FDA Approves Updated Warfarin Prescribing Information

Armen Hareyan's picture

FDA approved updated labeling for the widely used blood-thinning drug, Coumadin, to explain that people's genetic makeup may influence how they respond to the drug.

Manufacturers of warfarin, the generic version of Coumadin, are to add similar information to their products' labeling, FDA said.

The labeling change highlights the opportunity for healthcare providers to use genetic tests to improve their initial estimate of what is a reasonable warfarin dose for individual patients.

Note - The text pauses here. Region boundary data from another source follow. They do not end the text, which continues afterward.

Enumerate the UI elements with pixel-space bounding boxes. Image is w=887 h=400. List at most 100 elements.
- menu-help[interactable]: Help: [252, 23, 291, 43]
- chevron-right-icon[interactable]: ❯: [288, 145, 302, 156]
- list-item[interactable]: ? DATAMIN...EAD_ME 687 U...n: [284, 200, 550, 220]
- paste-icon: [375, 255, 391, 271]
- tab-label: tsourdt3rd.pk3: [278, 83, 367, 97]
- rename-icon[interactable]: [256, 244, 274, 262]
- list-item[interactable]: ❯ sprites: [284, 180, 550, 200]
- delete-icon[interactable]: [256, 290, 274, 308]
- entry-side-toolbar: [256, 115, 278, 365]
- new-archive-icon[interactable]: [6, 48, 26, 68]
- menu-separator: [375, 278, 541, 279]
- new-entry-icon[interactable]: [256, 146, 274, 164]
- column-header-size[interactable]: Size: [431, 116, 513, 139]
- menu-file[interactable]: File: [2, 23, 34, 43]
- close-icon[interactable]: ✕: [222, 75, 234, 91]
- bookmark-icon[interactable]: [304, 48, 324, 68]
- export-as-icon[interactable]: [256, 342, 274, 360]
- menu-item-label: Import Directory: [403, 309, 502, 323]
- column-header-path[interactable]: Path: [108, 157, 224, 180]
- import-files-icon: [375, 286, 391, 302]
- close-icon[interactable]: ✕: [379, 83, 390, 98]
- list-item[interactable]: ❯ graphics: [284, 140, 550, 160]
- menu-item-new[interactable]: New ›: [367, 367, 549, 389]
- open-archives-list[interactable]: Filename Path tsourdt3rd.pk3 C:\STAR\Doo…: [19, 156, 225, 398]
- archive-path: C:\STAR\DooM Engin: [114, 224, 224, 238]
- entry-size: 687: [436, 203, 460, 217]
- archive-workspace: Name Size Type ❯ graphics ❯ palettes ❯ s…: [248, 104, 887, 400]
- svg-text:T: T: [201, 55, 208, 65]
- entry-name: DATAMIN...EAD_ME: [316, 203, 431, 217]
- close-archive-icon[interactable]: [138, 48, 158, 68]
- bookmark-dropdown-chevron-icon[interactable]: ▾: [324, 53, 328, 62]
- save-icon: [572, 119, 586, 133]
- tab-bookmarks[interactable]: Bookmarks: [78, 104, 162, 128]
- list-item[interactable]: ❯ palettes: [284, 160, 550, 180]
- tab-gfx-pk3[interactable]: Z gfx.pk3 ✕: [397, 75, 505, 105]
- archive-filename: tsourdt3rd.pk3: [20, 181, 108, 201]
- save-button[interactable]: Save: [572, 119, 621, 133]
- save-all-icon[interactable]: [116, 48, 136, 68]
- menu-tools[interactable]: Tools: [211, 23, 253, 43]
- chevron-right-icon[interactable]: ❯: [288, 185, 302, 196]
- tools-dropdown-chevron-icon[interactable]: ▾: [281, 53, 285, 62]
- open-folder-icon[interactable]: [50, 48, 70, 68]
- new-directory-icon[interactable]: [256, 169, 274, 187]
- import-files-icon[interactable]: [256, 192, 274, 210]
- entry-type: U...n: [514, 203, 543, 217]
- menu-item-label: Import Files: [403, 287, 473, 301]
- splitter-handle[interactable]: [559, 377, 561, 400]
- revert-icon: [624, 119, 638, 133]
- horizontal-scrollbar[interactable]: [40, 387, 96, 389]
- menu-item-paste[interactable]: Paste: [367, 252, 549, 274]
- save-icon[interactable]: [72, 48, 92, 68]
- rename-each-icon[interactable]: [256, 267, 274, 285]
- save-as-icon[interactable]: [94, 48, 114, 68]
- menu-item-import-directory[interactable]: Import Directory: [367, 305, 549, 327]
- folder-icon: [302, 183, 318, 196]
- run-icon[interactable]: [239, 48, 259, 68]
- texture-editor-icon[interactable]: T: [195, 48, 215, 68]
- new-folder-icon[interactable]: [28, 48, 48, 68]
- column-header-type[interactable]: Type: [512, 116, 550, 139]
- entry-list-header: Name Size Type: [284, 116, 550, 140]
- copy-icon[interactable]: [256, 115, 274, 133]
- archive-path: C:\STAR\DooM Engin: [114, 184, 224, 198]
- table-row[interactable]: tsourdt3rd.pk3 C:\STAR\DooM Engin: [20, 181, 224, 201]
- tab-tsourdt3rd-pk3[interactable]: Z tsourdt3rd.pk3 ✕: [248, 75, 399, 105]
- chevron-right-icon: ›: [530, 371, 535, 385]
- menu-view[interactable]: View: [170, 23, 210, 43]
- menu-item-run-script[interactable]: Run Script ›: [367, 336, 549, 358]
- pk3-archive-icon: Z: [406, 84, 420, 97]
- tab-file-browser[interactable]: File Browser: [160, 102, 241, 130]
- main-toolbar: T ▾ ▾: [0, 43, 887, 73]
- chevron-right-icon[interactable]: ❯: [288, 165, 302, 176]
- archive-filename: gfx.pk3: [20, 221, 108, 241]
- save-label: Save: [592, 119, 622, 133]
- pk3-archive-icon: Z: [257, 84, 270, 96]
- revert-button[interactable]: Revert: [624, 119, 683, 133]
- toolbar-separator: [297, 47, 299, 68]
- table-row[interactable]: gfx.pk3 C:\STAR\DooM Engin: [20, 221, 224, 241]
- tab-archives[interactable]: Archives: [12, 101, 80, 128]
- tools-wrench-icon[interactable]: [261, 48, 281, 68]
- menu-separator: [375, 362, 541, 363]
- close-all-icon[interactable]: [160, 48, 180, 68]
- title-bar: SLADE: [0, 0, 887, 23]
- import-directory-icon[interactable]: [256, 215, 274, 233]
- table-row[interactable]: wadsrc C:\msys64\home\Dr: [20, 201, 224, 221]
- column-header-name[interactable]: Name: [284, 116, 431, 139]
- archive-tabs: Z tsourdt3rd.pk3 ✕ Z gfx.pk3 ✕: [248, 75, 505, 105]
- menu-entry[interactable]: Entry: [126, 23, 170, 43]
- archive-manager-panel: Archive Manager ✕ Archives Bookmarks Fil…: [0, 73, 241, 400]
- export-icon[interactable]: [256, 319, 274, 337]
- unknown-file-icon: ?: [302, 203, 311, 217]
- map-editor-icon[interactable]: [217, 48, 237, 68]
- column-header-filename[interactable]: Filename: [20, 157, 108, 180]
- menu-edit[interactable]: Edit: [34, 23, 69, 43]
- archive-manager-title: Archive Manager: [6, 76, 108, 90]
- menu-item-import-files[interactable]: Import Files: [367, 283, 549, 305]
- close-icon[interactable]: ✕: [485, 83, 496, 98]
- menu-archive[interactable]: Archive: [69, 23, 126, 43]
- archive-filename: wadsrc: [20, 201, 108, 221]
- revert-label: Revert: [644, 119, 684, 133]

Testing may help optimize the use of warfarin and lower the risk of bleeding complications from the drug.


These labeling updates are based on an analysis of recent studies that found people respond to the drug differently based, in part, on whether they have variations of certain genes.

FDA estimates that 2 million persons start taking warfarin in the United States every year to prevent blood clots, heart attacks and stroke. Warfarin is a difficult drug to use because the optimal dose varies and depends on many risk factors including a patient's diet, age, and the use of other medications.

Patients who take a dose larger than they can tolerate are at risk of life-threatening bleeding. Those who receive too low a dose are at risk of equally dangerous blood clots. Dosing is particularly important at the beginning of therapy, when problems in adjusting the dose can lead to complications such as bleeding.